Well...there's a problem with that. See, American jurisprudence has a very important and fundamental legal concept to rely on in "tough" cases.

It's called the presumption of innocence. What this basically means is that if someone cannot be proven (beyond reasonable doubt) to have performed some action which would adversely affect their standing before the law, then they must be presumed not to have done it. Applying this is not always as simple as looking at which party is the defendant in a case.

A good example would be the now famous fire-fighter's case against the city for denying them promotions. Although the city was the defendant, the city could not plausibly deny that it has taken the actions for which it was being sued. On the other hand, the city had taken those actions in response to an unproved (and not even seriously alleged) racist conspiracy on the part of the fire-fighters and the test designer. The city's actions as a government had transgressed the principle of presumed innocence by assuming a racist conspiracy had illegally influenced the promotion procedure.

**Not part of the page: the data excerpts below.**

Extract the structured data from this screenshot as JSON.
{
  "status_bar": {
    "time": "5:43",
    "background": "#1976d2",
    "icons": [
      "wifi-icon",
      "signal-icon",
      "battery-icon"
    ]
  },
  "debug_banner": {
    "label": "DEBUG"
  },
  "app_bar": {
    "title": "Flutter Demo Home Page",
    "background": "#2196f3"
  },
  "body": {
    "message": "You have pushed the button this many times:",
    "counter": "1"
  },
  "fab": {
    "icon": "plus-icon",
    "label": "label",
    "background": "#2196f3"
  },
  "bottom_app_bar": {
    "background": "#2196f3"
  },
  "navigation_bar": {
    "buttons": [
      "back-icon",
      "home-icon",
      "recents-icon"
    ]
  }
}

A "tougher" case would be that of OJ Simpson. When you look at the deciding arguments of the case, the supposedly "reasonable doubt" that OJ was guilty rested on the merely alleged racist conspiracy of the police investigating the crime scene. Unlike Sotomayor's fire-fighter case, these allegations were made and argued with complete seriousness. Like Sotomayor's case, the decision came down on the side of presuming that there was indeed a racist conspiracy. Unlike Sotomayor's case, the people being accused of this racist conspiracy were the acting under color of the law, and thus the normal presumption of innocence has to be balanced against the more fundamental principle of limiting the power of government officials (which is the justification for the usual presumption of innocence).

At this point, the police accused of engaging in the conspiracy must be disentangled from the government accused of overstepping its legal bounds. Then, one can try the officers under a presumption of innocence, and examine the system for evidence that it operates outside the law. Sadly, this did not happen...at least partly because then OJ would not have been found innocent, which was the point of accusing the officers of a racist conspiracy in the first place. As a result, releasing a criminal to continue to prey on society was considered the rectification for whatever problems may have been present in the police force.

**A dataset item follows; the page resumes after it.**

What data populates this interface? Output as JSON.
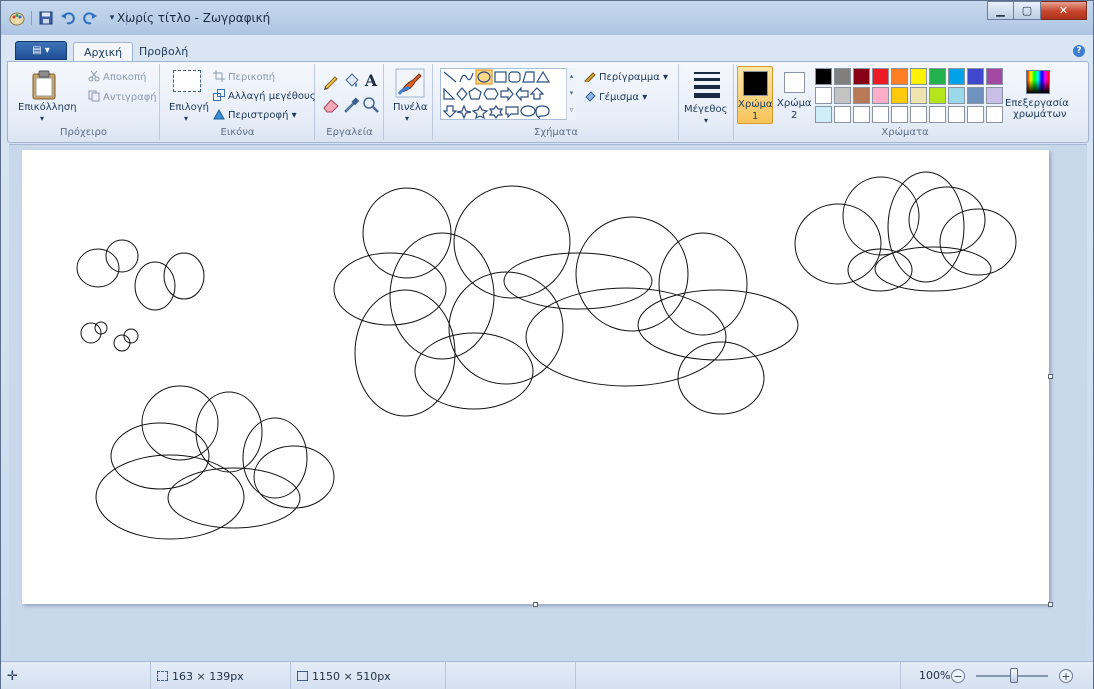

Most reasonable people have a problem with that if they think it over. Which is why correct application of the presumption of innocence is so necessary. It may require decisions which are distasteful or involve substantial administrative costs. It can be tempting to "cut through the red tape" and make "tough" decisions without regard to what careful application of the principle of presumed innocence requires. And, since in the cases of bad actions taken under color of law it mandates separating the accused from official capacities at a reduced standard of proof, it may not be an attractive principle to judges who would like to be more secure in their jobs.

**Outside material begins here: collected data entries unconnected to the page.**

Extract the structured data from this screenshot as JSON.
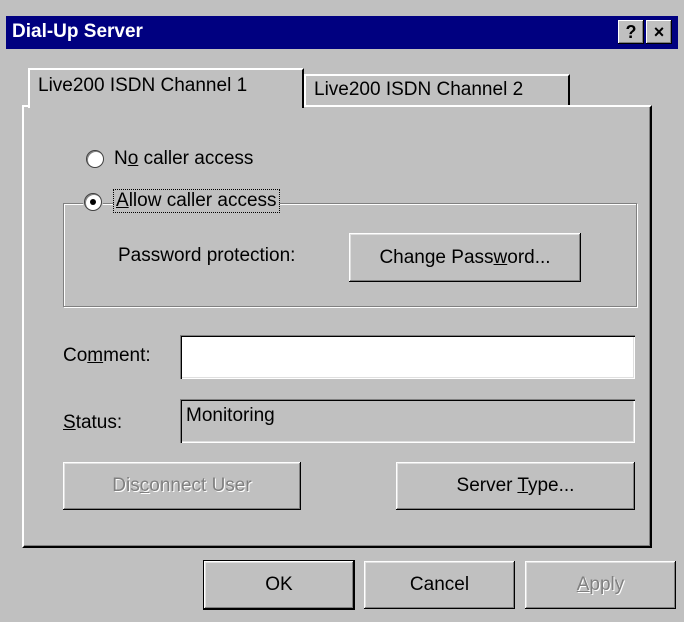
{
  "window": {
    "title": "Dial-Up Server",
    "help_glyph": "?",
    "close_glyph": "×"
  },
  "tabs": [
    {
      "label": "Live200  ISDN Channel 1",
      "active": true
    },
    {
      "label": "Live200  ISDN Channel 2",
      "active": false
    }
  ],
  "access": {
    "no_access_pre": "N",
    "no_access_ul": "o",
    "no_access_post": " caller access",
    "allow_access_pre": "",
    "allow_access_ul": "A",
    "allow_access_post": "llow caller access",
    "selected": "allow"
  },
  "password": {
    "label": "Password protection:",
    "button_pre": "Change Pass",
    "button_ul": "w",
    "button_post": "ord..."
  },
  "comment": {
    "label_pre": "Co",
    "label_ul": "m",
    "label_post": "ment:",
    "value": ""
  },
  "status": {
    "label_pre": "",
    "label_ul": "S",
    "label_post": "tatus:",
    "value": "Monitoring"
  },
  "buttons": {
    "disconnect_pre": "Dis",
    "disconnect_ul": "c",
    "disconnect_post": "onnect User",
    "server_type_pre": "Server ",
    "server_type_ul": "T",
    "server_type_post": "ype...",
    "ok": "OK",
    "cancel": "Cancel",
    "apply_pre": "",
    "apply_ul": "A",
    "apply_post": "pply"
  }
}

But it remains one of the greatest and most necessary expressions of limited government, that the judge must presume innocence where guilt is not proven. Adhering to this principle takes much power away from judges, but then again that is for the benefit of everyone else.

Colette Moran

ok -- I wasn't quite prepared for such a... lengthy comment.

I'm not exactly sure how it fully relates to what I posted -- but it is rather late at night and I'm a little punchy.

Was this something you wrote and then posted at several sites?

I think the whole idea of "reasonable doubt" has been wildy set askew in this country. Perhaps due to outlandish movie and tv plots? Who knows, but OJ is a grand example where it was a slam dunk IMHO. This was after I had thought he was innocent all along, but then watched the summations and realized he did it.

As for the jury's decision on OJ -- I think that the presumed racism of Fuhrman did tilt the jury. But the foreman of the jury claims that the deciding factor was the testimony of the limo driver (who obviously read his clock wrong -- or something). It's just too bad those pix of him with the fancy shoes didn't emerge until the second trial.


So he is teaching law students that the law should be interrupted with “moral judgments"? Whose morals? Mr. Seidman and the Federalist Society, should be Communist Society’s morals? Wow, we’re doomed.


Sorry, I meant to clarify that while the law does indeed leave wiggle room (of practical and moral necessity), the American Judiciary system does not leave it up to the judge how that wiggle room is to be employed.

I have to agree that "reasonable doubt" is wildly out of control, having largely been replaced by the principle of irrational race/class-based certitudes. But "reasonable doubt" is an unavoidable principle in any human judicial system which does not rely on absolute prejudice, whether or not the presumption of innocence is applied. Humans cannot make any kind of judgment with absolute certainty, a philosophical and even theological problem rather than merely administrative issue.

Anyway, while the presumption of innocence is a very simple concept, properly applying it to real cases can be messy and time-consuming. That was part of what I was trying to illustrate with the reference to the famous OJ trial. Even though OJ should have been convicted on the evidence despite the allegations of the defense, those allegations do deserve special attention exactly because they undermine the entire concept of "proof" of guilt. If Fuhrman (what a name, eh?) really was going around manufacturing evidence against black men, then OJ isn't the only one who should have been freed.

If you look at the various elements of the Constitution as well as the statements (and personal histories) of those who drafted it, one comes to the inescapable conclusion that they rather intended for the legal system to be only a first resort. Modern Americans feel differently. But if the presumption of innocence is to be replaced as the decisive factor where the law is not perfectly clear, then another similarly universal basis for deciding such cases has to be found. Making every case a matter of who looks more like the judge might be simple, but it's a recipe for race war.

Colette Moran

Well said -- thanks so much for your comments!


Not at all, thank you for reading them. I have a tendency to be...abstract, after all.


Um, yes thanks, but we do not need a "brilliant" law professor to see SS is a mediocrity.